The Architecture Of Data
Data is a critical aspect of every single business. Handling it becomes even more critical. Unless you have set protocols to handle and assimilate your data to be utilized wisely, your business can suffer in the long run. A stringent architecture of your data platform can save you a lot of future hassles.
Today, we try to understand the basic setup of such data platforms.
The main components of a data management platform are as below:
The Data Collection Layer
The data collection layer is divided into 2 parts:
Server-side – provides the endpoints responsible for:
- Receiving the data from the client-side libraries – typically, very lightweight and just used for logging the data or pushing them to the queue(s) for the next layer to process.
- Syncing cookies with third-party platforms and building cookie matching tables that are used later during the audience export stage (see below).
The Data Normalization and Enrichment Layer
Once the data has been captured from the data collection endpoint, the DMP normalizes and enriches the data.
The data normalization and enrichment process can include a number of the following actions:
- Deleting redundant or useless data.
- Transforming the source’s data schema to the DMP’s data schema.
- Enriching the data with additional data points, such as geolocation and OS/browser attributes.
The Data Storage, Merging, and Profile Building Layer
The next step is to store and merge the newly collected data with existing data and create user profiles.
Profile building is an essential part of the whole data-collection process, as it is responsible for transforming the collected data into events and profiles, which are the cornerstones of audience segmentation (the next stage).
A user profile could contain several identifiers, such as cookies or device identifiers, as well as persistent identifiers that are pseudo-anonymized – e.g. hashed usernames or email addresses.

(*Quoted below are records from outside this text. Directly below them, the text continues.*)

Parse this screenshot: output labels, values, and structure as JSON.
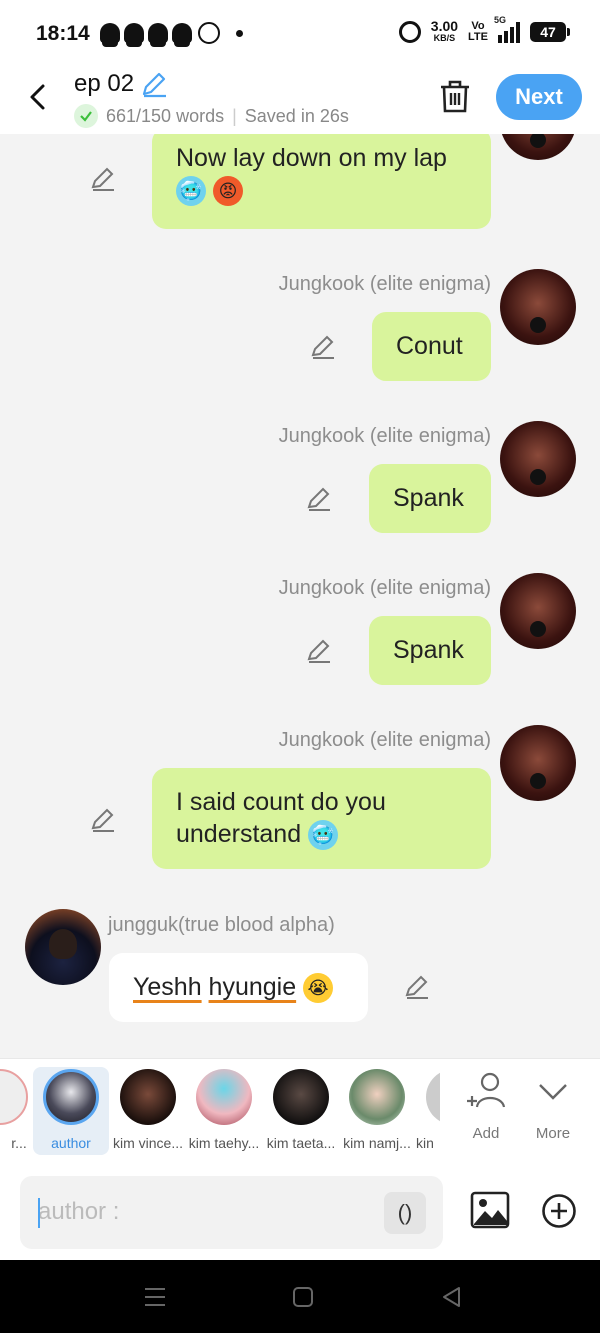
{
  "status_bar": {
    "time": "18:14",
    "net_speed": "3.00",
    "net_unit": "KB/S",
    "volte_top": "Vo",
    "volte_bottom": "LTE",
    "network": "5G",
    "battery": "47"
  },
  "header": {
    "title": "ep 02",
    "word_count": "661/150 words",
    "saved": "Saved in 26s",
    "next_label": "Next"
  },
  "messages": [
    {
      "sender": "",
      "text": "Now lay down on my lap"
    },
    {
      "sender": "Jungkook (elite enigma)",
      "text": "Conut"
    },
    {
      "sender": "Jungkook (elite enigma)",
      "text": "Spank"
    },
    {
      "sender": "Jungkook (elite enigma)",
      "text": "Spank"
    },
    {
      "sender": "Jungkook (elite enigma)",
      "text_line1": "I said count do you",
      "text_line2": "understand"
    },
    {
      "sender": "jungguk(true blood alpha)",
      "text_part1": "Yeshh",
      "text_part2": "hyungie"
    }
  ],
  "characters": [
    {
      "name": "r..."
    },
    {
      "name": "author"
    },
    {
      "name": "kim vince..."
    },
    {
      "name": "kim taehy..."
    },
    {
      "name": "kim taeta..."
    },
    {
      "name": "kim namj..."
    },
    {
      "name": "kin"
    }
  ],
  "char_actions": {
    "add": "Add",
    "more": "More"
  },
  "input": {
    "placeholder": "author :",
    "paren": "()"
  },
  "colors": {
    "accent": "#4aa3f3",
    "bubble": "#d9f49c",
    "background": "#f3f3f3"
  }
}
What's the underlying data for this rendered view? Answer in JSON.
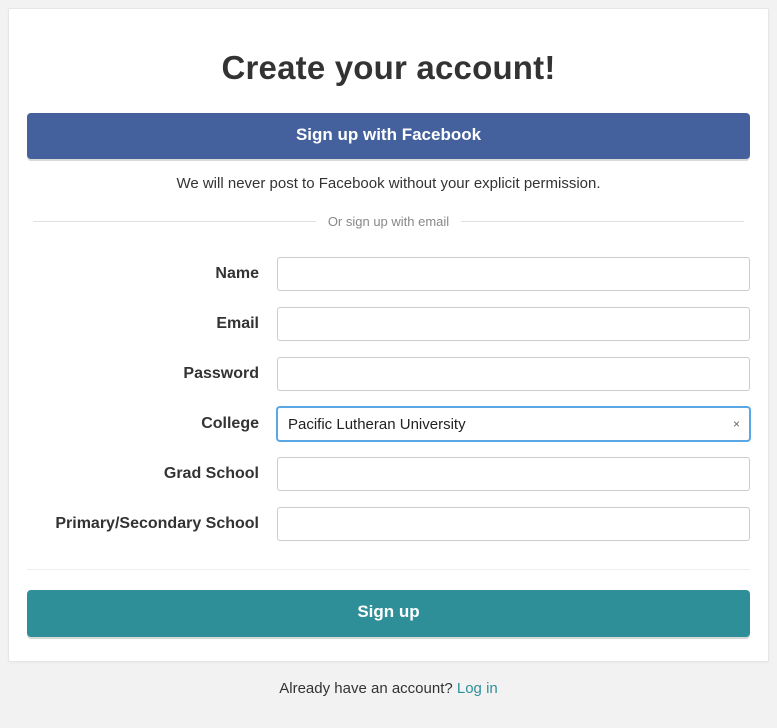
{
  "title": "Create your account!",
  "facebook_button": "Sign up with Facebook",
  "facebook_note": "We will never post to Facebook without your explicit permission.",
  "separator_text": "Or sign up with email",
  "fields": {
    "name": {
      "label": "Name",
      "value": ""
    },
    "email": {
      "label": "Email",
      "value": ""
    },
    "password": {
      "label": "Password",
      "value": ""
    },
    "college": {
      "label": "College",
      "value": "Pacific Lutheran University"
    },
    "grad": {
      "label": "Grad School",
      "value": ""
    },
    "k12": {
      "label": "Primary/Secondary School",
      "value": ""
    }
  },
  "clear_glyph": "×",
  "signup_button": "Sign up",
  "footer": {
    "text": "Already have an account? ",
    "link": "Log in"
  }
}
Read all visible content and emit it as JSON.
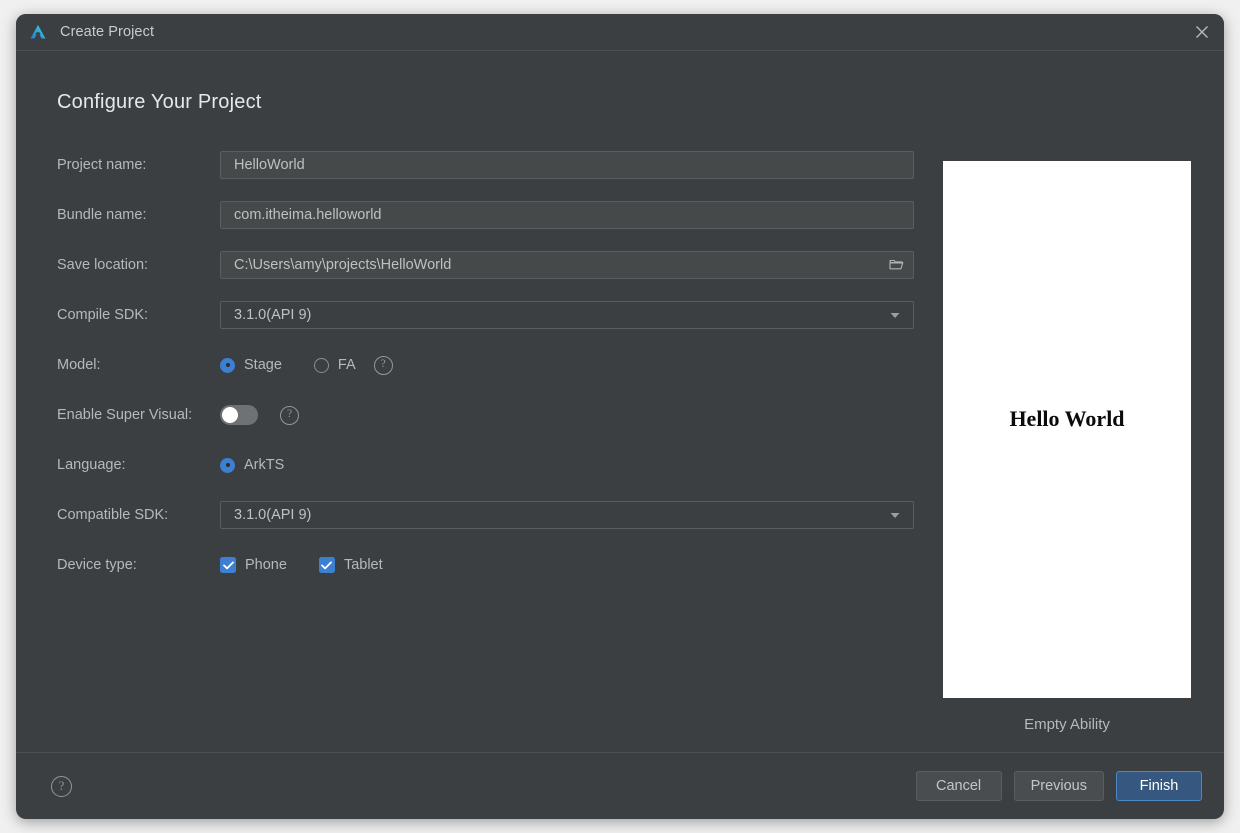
{
  "window": {
    "title": "Create Project",
    "logo_icon": "deveco-logo-icon",
    "close_icon": "close-icon"
  },
  "page": {
    "heading": "Configure Your Project"
  },
  "form": {
    "project_name": {
      "label": "Project name:",
      "value": "HelloWorld",
      "placeholder": "Project name"
    },
    "bundle_name": {
      "label": "Bundle name:",
      "value": "com.itheima.helloworld",
      "placeholder": "Bundle name"
    },
    "save_location": {
      "label": "Save location:",
      "value": "C:\\Users\\amy\\projects\\HelloWorld",
      "placeholder": "Save location",
      "browse_icon": "folder-open-icon"
    },
    "compile_sdk": {
      "label": "Compile SDK:",
      "value": "3.1.0(API 9)",
      "arrow_icon": "chevron-down-icon"
    },
    "model": {
      "label": "Model:",
      "options": [
        {
          "label": "Stage",
          "selected": true
        },
        {
          "label": "FA",
          "selected": false
        }
      ],
      "help_icon": "help-icon",
      "help_label": "?"
    },
    "enable_super_visual": {
      "label": "Enable Super Visual:",
      "state": "off",
      "help_icon": "help-icon",
      "help_label": "?"
    },
    "language": {
      "label": "Language:",
      "options": [
        {
          "label": "ArkTS",
          "selected": true
        }
      ]
    },
    "compatible_sdk": {
      "label": "Compatible SDK:",
      "value": "3.1.0(API 9)",
      "arrow_icon": "chevron-down-icon"
    },
    "device_type": {
      "label": "Device type:",
      "options": [
        {
          "label": "Phone",
          "checked": true
        },
        {
          "label": "Tablet",
          "checked": true
        }
      ]
    }
  },
  "preview": {
    "screen_text": "Hello World",
    "caption": "Empty Ability"
  },
  "footer": {
    "help_label": "?",
    "help_icon": "help-icon",
    "cancel_label": "Cancel",
    "previous_label": "Previous",
    "finish_label": "Finish"
  },
  "colors": {
    "dialog_bg": "#3c3f41",
    "field_bg": "#45494a",
    "accent": "#3d7fd0",
    "primary_button_bg": "#365880",
    "primary_button_border": "#4a88c7",
    "text": "#b6b9bb",
    "page_bg": "#f0f0f0"
  }
}
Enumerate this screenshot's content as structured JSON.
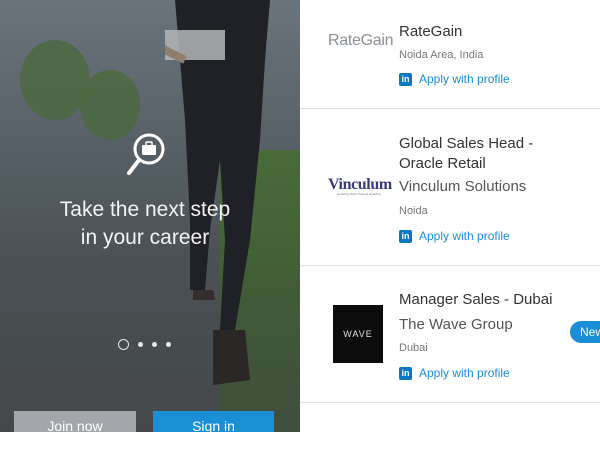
{
  "onboarding": {
    "headline_line1": "Take the next step",
    "headline_line2": "in your career",
    "icon": "briefcase-search-icon",
    "carousel": {
      "count": 4,
      "active_index": 0
    },
    "join_label": "Join now",
    "signin_label": "Sign in"
  },
  "jobs": [
    {
      "logo_text": "RateGain",
      "title": "RateGain",
      "company": "",
      "location": "Noida Area, India",
      "apply_label": "Apply with profile"
    },
    {
      "logo_text": "Vinculum",
      "logo_tagline": "Enabling Multi Channel Retailing",
      "title_line1": "Global Sales Head -",
      "title_line2": "Oracle Retail",
      "company": "Vinculum Solutions",
      "location": "Noida",
      "apply_label": "Apply with profile"
    },
    {
      "logo_text": "WAVE",
      "title": "Manager Sales - Dubai",
      "company": "The Wave Group",
      "location": "Dubai",
      "apply_label": "Apply with profile",
      "badge": "New"
    }
  ],
  "colors": {
    "accent": "#1a8fd6",
    "linkedin": "#0a78c0",
    "join_button": "#a3a7ab"
  }
}
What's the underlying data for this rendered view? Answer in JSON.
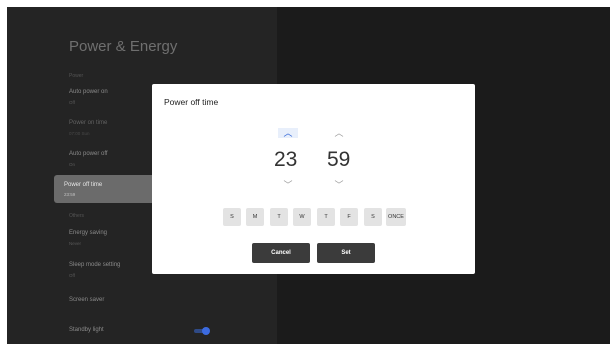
{
  "settings": {
    "title": "Power & Energy",
    "section_power": "Power",
    "items": [
      {
        "label": "Auto power on",
        "value": "Off"
      },
      {
        "label": "Power on time",
        "value": "07:00 Sun"
      },
      {
        "label": "Auto power off",
        "value": "On"
      },
      {
        "label": "Power off time",
        "value": "23:59"
      }
    ],
    "section_other": "Others",
    "items2": [
      {
        "label": "Energy saving",
        "value": "Never"
      },
      {
        "label": "Sleep mode setting",
        "value": "Off"
      },
      {
        "label": "Screen saver",
        "value": ""
      },
      {
        "label": "Standby light",
        "value": ""
      }
    ],
    "standby_light_on": true
  },
  "dialog": {
    "title": "Power off time",
    "hour": "23",
    "minute": "59",
    "up_glyph": "︿",
    "down_glyph": "﹀",
    "days": [
      "S",
      "M",
      "T",
      "W",
      "T",
      "F",
      "S",
      "ONCE"
    ],
    "cancel_label": "Cancel",
    "set_label": "Set"
  },
  "colors": {
    "accent": "#2f64d6",
    "selected_bg": "#6b6b6b",
    "button_bg": "#3b3b3b"
  }
}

Another important part of the profile-building stage is the matching of data sets using common identifiers — e.g. matching an email address from a CRM system with an email address from a marketing-automation platform.
A profile consists of user attributes (e.g. home location, age group, gender, etc.) as well as events (e.g. page view, form filled in, transaction, etc.). The latter is typically a separate collection or table in the database.
The Data Analysis and Segmentation Layer
The core functionality of a DMP is analyzing the data and creating segments (e.g. audiences).
An audience segment is useful to advertisers and marketers (and publishers) because it allows them to cut through the mass of data available to them and break it down into digestible pieces of information about potential customers, site visitors or app users.
With good audience segmentation, advertisers can buy display ads targeted at a group of Internet users and publishers can analyze site visitors and then sell inventory at a higher price to media buyers whose target segments match the publisher’s.
Audience export is a component that periodically exports segments to third-party platforms, for example demand-side platforms (DSPs), in order to allow advertisers to use them in campaign targeting.
This is pretty self-explanatory – you need to give the users a UI to create segments, configure data sources, analyze and visualize the data, as well as provide them with the ability to configure the audience exports to third-party platforms.
Application Programming Interfaces (APIs)
APIs can be divided into the following categories:
- Platform API used to create, modify, and delete objects such as users, segments etc. – basically for whatever task the user is able to do via the UI in the platform.
- Reporting API used to run reports on the data. Due to the sheer amount of data, some of the reports may need to be scheduled for offline processing and made available for download once generated.
- Audience API that allows client libraries to query in real-time whether a given visitor belongs to the audience or not.
- Data ingestion API used for importing the segments or other data from third-party platforms. Again, as the data volume may be large, this can happen through an Amazon S3 bucket or file upload that is queued by your DMP for offline processing.
This, of course this a simplified example and the actual components and architecture may get more complex as you add additional features and integrations.